You asked for it- Forex Mechanical System Trading Based on Sentiment and Fundamentals
I know that you’ve been waiting for a strategy that combines the best of both worlds- it takes advantage of the true driving forces that control forex price action: sentiment and fundamentals, but at the same time it’s as objective as the technical systems that you’re used to. Well here it is. I’ve taken my famous long gamma trading system based on sentiment in the forex market and systematized it to the point where everything is mechanical and objective.
The result? Testing the rules of the forex trading strategy from 2007 until 2010 yielded over a 400% return on the AUD/USD pair. Starting with an account size of $10,000 back then using these rules would’ve yielded a balance of $50,931.04 this year. What’s the secret? It’s not that complicated- it uses some of our common forex trading tools that we discussed earlier to gauge the overall sentiment of the forex market.
Here’s how you can do it in a few easy steps:
- Use a currency meter (such as the CCFp indicator available for Metatrader) on a weekly time frame and wait for AUD to become strongly positive as an individual currency, and for the dollar to become very weak as an individual currency, and get ready to go long (get ready to go short if the reverse happens).
- Make sure that price is trending and not ranging. In other words, price has been making new highs on a daily chart or the Momentum indicator is showing a value of 102 or greater.
- Make sure that price has not pulled back more than 2.5 times the daily average true range for the last 2 weeks. This ensures that money is flowing into the base currency of interest with some momentum.
- Enter at market price, setting a stop loss at 2 times the daily average true range, and a take-profit of 3 times that for a good risk/reward ratio.
- Enter up to 2 positions at a time, but make sure each entry is separated by 100 pips to give price plenty of room to “breathe” and so that we can account for short term randomness in the market.
- Get out if the sentiment turns around as indicated by the currency meter before the stop loss is hit.

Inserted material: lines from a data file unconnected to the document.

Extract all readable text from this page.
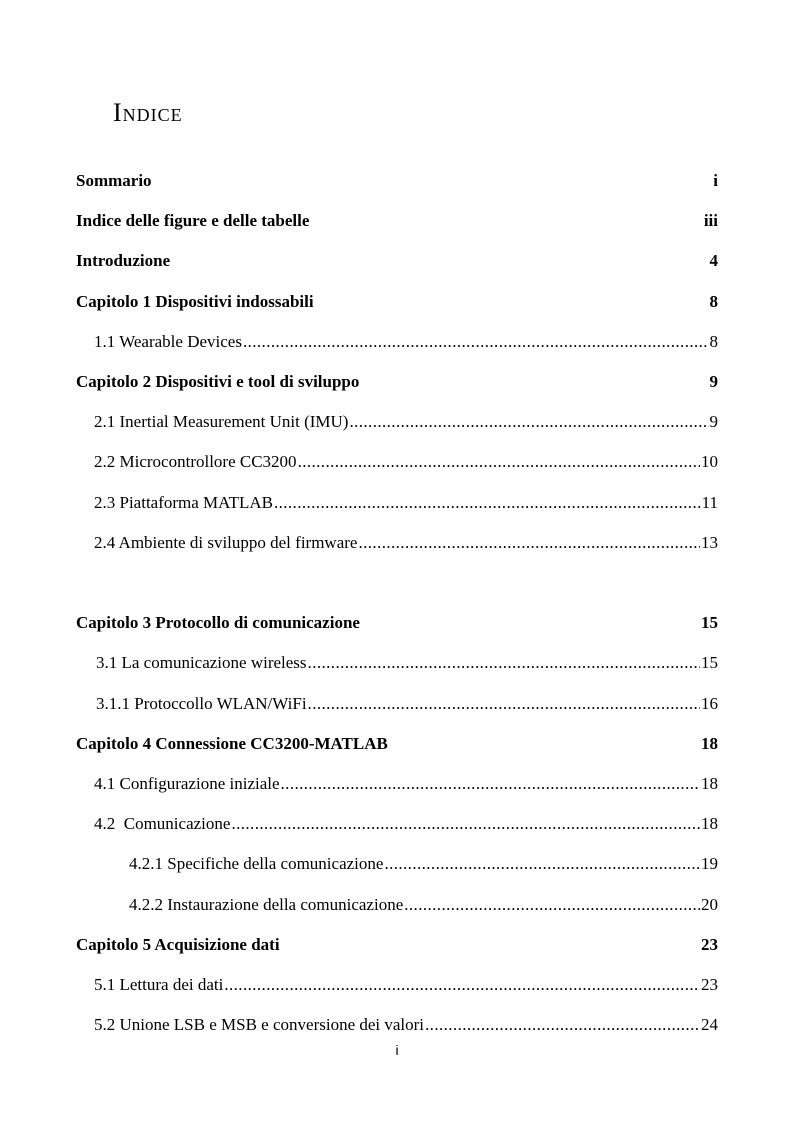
Indice
Sommario	i
Indice delle figure e delle tabelle	iii
Introduzione	4
Capitolo 1 Dispositivi indossabili	8
1.1 Wearable Devices .....	8
Capitolo 2 Dispositivi e tool di sviluppo	9
2.1 Inertial Measurement Unit (IMU) .....	9
2.2 Microcontrollore CC3200 .....	10
2.3 Piattaforma MATLAB .....	11
2.4 Ambiente di sviluppo del firmware .....	13
Capitolo 3 Protocollo di comunicazione	15
3.1 La comunicazione wireless .....	15
3.1.1 Protoccollo WLAN/WiFi .....	16
Capitolo 4 Connessione CC3200-MATLAB	18
4.1 Configurazione iniziale .....	18
4.2  Comunicazione .....	18
4.2.1 Specifiche della comunicazione .....	19
4.2.2 Instaurazione della comunicazione .....	20
Capitolo 5 Acquisizione dati	23
5.1 Lettura dei dati .....	23
5.2 Unione LSB e MSB e conversione dei valori .....	24
i
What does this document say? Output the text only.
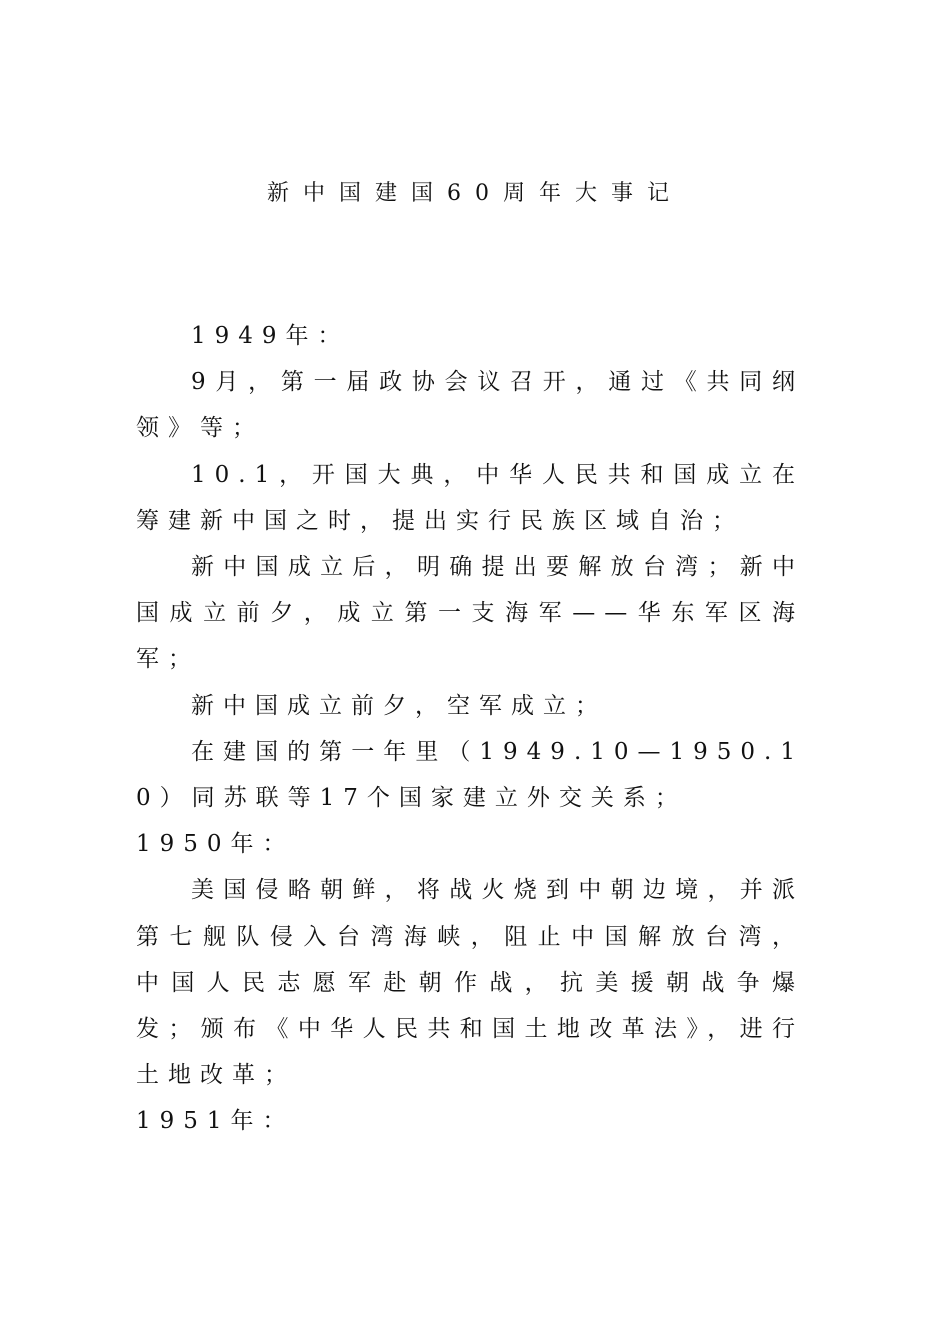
新中国建国60周年大事记

1949年：

9月，第一届政协会议召开，通过《共同纲领》等；

10.1，开国大典，中华人民共和国成立在筹建新中国之时，提出实行民族区域自治；

新中国成立后，明确提出要解放台湾；新中国成立前夕，成立第一支海军——华东军区海军；

新中国成立前夕，空军成立；

在建国的第一年里（1949.10—1950.10）同苏联等17个国家建立外交关系；

1950年：

美国侵略朝鲜，将战火烧到中朝边境，并派第七舰队侵入台湾海峡，阻止中国解放台湾，中国人民志愿军赴朝作战，抗美援朝战争爆发；颁布《中华人民共和国土地改革法》，进行土地改革；

1951年：
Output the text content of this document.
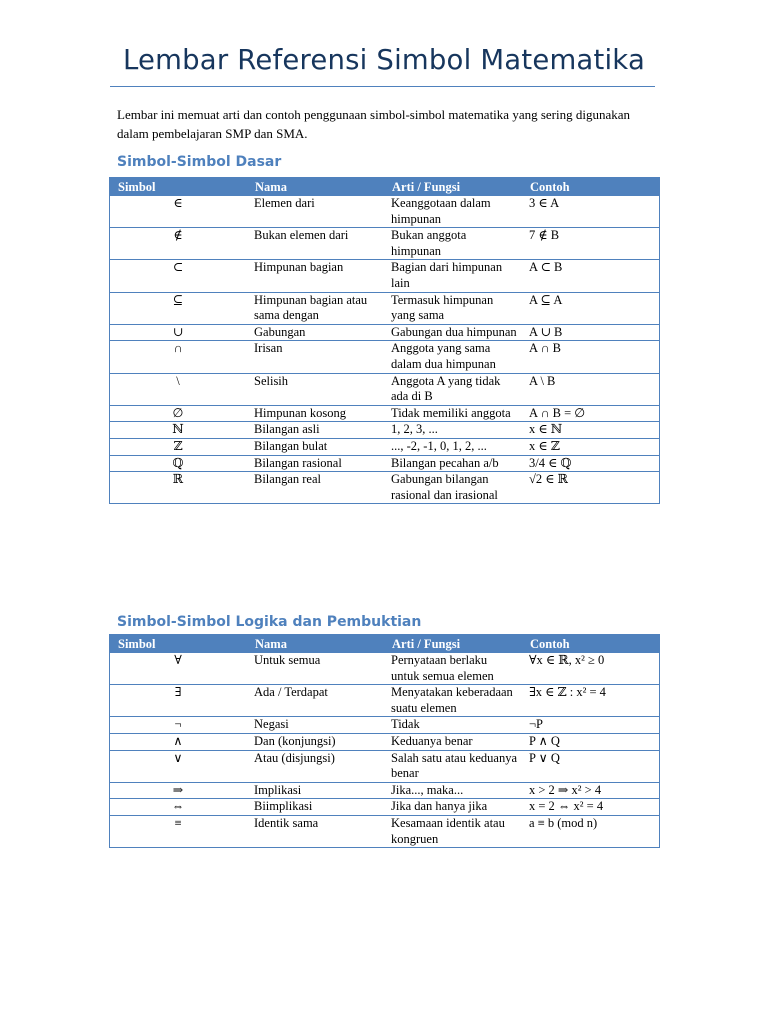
Lembar Referensi Simbol Matematika
Lembar ini memuat arti dan contoh penggunaan simbol-simbol matematika yang sering digunakan dalam pembelajaran SMP dan SMA.
Simbol-Simbol Dasar
Simbol	Nama	Arti / Fungsi	Contoh
∈	Elemen dari	Keanggotaan dalam himpunan	3 ∈ A
∉	Bukan elemen dari	Bukan anggota himpunan	7 ∉ B
⊂	Himpunan bagian	Bagian dari himpunan lain	A ⊂ B
⊆	Himpunan bagian atau sama dengan	Termasuk himpunan yang sama	A ⊆ A
∪	Gabungan	Gabungan dua himpunan	A ∪ B
∩	Irisan	Anggota yang sama dalam dua himpunan	A ∩ B
\	Selisih	Anggota A yang tidak ada di B	A \ B
∅	Himpunan kosong	Tidak memiliki anggota	A ∩ B = ∅
ℕ	Bilangan asli	1, 2, 3, ...	x ∈ ℕ
ℤ	Bilangan bulat	..., -2, -1, 0, 1, 2, ...	x ∈ ℤ
ℚ	Bilangan rasional	Bilangan pecahan a/b	3/4 ∈ ℚ
ℝ	Bilangan real	Gabungan bilangan rasional dan irasional	√2 ∈ ℝ
Simbol-Simbol Logika dan Pembuktian
Simbol	Nama	Arti / Fungsi	Contoh
∀	Untuk semua	Pernyataan berlaku untuk semua elemen	∀x ∈ ℝ, x² ≥ 0
∃	Ada / Terdapat	Menyatakan keberadaan suatu elemen	∃x ∈ ℤ : x² = 4
¬	Negasi	Tidak	¬P
∧	Dan (konjungsi)	Keduanya benar	P ∧ Q
∨	Atau (disjungsi)	Salah satu atau keduanya benar	P ∨ Q
⇒	Implikasi	Jika..., maka...	x > 2 ⇒ x² > 4
⇔	Biimplikasi	Jika dan hanya jika	x = 2 ⇔ x² = 4
≡	Identik sama	Kesamaan identik atau kongruen	a ≡ b (mod n)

The results are not based on “curve-fitting,” an evil practice of forex backtesters who keep tweaking their system on past data until they turn a bad system into a good one only to find that it doesn’t work in the future. There were periods where it didn’t work as well, but hey, let’s be honest- there’s no such things as the holy grail. There will be periods where you will have losing trades no matter what strategy you trade- are you prepared to deal with that?
Furthermore, This is only based on one sentiment indicator. Just imagine what things could be like if you added on other fundamental sentiment indicators such as COT data to strengthen your edge? I’ll comment on the addition of more tools to enhance your forex trading system in a subsequent post so stay tuned.
So there you have it. An objective forex mechanical trading system that is based on how the market works (money flows from weak to strong currencies) rather than some cheap nonsense pattern/moving average-based system. It certainly takes the guesswork out of forex profits!